I make a little table with the code, symbol, planet (heavenly body then), and day:
☽ ☽ moon Monday
♂ ♂ Mars Tuesday
☿ ☿ Mercury Wednesday
♃ ♃ Jupiter Thursday
♀ ♀ Venus Friday
♄ ♄ Saturn Saturday
☉ ☉ Sun Sunday
And there it is (the last one of course,) it was the Sun, a circle with a dot in it. Now even if those clerks back in the day had drawn a perfect circle, I wouldn’t have made the connection. Not once in my long life have I run across the fact that a circle with a dot in it is the symbol for the Sun. Ignorance results in more work. The entity would have saved me a lot of typing.
Am I going to go back and change all those image references to the entity? I think not. But I do have an explanation for the symbol that may be in error. Somewhere I found that it signified that the Lunar reading had been taken from the center of the Moon, rather than the edge. That may still be the case, and the fact that it’s the symbol for the Sun is just a coincidence.

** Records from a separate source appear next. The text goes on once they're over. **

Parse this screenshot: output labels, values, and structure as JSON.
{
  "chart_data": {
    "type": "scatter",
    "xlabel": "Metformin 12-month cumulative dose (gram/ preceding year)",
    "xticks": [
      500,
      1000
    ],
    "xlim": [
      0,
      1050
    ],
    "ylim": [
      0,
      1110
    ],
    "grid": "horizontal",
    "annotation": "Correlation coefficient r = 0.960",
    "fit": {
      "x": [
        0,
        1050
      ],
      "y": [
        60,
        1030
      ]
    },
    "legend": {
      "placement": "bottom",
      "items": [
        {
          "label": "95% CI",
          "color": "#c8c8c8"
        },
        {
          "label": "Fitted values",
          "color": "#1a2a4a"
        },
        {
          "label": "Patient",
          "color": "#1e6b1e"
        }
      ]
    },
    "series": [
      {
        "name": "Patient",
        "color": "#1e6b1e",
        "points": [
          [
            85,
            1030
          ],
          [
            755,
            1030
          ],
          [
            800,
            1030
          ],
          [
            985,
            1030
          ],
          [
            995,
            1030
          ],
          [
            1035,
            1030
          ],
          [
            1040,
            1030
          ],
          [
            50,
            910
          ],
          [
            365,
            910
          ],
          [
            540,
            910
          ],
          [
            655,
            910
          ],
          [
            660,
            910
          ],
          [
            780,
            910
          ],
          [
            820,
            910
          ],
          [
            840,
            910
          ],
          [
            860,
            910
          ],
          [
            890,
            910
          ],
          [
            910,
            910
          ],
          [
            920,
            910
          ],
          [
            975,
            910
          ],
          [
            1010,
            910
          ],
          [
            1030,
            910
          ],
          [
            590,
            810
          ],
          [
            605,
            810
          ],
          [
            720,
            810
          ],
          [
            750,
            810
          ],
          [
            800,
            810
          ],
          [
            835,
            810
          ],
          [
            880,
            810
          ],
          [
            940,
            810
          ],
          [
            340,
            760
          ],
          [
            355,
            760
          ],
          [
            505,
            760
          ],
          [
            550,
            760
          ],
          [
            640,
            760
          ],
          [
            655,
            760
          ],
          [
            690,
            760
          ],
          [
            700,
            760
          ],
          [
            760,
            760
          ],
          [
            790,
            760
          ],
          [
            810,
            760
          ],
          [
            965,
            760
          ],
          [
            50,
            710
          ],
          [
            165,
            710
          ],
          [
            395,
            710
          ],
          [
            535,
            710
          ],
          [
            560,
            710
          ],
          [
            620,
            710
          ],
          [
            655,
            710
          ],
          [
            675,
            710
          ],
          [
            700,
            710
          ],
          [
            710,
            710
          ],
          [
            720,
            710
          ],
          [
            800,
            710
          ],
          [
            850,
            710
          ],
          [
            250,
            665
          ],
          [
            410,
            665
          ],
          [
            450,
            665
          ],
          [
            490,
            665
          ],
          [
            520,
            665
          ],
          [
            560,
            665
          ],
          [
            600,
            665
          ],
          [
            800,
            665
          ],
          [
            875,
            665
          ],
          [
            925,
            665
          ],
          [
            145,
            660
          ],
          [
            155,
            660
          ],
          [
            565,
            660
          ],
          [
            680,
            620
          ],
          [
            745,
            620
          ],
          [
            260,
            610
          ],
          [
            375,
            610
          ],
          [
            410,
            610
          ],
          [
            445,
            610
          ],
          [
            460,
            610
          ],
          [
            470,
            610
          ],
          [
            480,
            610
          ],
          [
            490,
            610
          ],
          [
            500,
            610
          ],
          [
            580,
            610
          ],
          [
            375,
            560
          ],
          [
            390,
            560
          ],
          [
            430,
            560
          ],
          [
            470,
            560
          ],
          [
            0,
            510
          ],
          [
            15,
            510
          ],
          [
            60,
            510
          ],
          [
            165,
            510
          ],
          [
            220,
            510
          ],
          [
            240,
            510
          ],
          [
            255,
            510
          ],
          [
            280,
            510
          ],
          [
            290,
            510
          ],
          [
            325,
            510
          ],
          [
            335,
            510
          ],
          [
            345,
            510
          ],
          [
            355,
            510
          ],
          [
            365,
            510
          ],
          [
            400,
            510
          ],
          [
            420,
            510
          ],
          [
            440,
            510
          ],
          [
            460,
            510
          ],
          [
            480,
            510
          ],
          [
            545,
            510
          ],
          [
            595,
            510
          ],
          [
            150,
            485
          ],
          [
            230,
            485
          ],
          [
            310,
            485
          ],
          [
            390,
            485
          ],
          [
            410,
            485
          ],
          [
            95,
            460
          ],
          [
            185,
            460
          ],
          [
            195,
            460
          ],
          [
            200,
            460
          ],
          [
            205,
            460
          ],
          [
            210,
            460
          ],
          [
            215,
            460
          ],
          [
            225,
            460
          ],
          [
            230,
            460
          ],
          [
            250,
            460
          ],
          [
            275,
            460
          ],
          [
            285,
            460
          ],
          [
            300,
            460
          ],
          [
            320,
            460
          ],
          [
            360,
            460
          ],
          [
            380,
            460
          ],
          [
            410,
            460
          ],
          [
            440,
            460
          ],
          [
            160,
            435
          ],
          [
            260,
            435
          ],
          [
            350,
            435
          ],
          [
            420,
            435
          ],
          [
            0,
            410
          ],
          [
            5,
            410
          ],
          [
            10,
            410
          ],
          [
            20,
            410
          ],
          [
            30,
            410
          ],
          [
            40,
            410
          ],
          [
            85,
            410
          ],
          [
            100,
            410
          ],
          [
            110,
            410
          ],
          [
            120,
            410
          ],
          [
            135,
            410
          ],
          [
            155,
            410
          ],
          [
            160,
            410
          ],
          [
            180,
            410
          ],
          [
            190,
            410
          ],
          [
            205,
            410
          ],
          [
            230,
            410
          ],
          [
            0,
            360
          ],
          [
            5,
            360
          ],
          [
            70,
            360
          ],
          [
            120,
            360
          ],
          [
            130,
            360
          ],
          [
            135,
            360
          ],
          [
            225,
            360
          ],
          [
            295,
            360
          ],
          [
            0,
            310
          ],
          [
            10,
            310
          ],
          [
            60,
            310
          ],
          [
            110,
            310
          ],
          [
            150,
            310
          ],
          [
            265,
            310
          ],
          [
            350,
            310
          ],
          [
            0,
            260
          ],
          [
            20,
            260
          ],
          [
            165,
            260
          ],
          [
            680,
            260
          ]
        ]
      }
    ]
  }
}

Update: What it actually says is:
“On many of these pages you will see Meridn.Alt.
Center. This means the Meridian Altitude taken from the center of the sun’s disk rather than the edge.”
Which is correct and should have given me another clue about the symbol being for the sun, but by the time I had put this bit of info on the Bounty Logbook home page I had forgotten all about finding the entity. But in tracking this down, I discovered that the above statement had been omitted when I overhauled the logbook home page, which I’ve now remedied.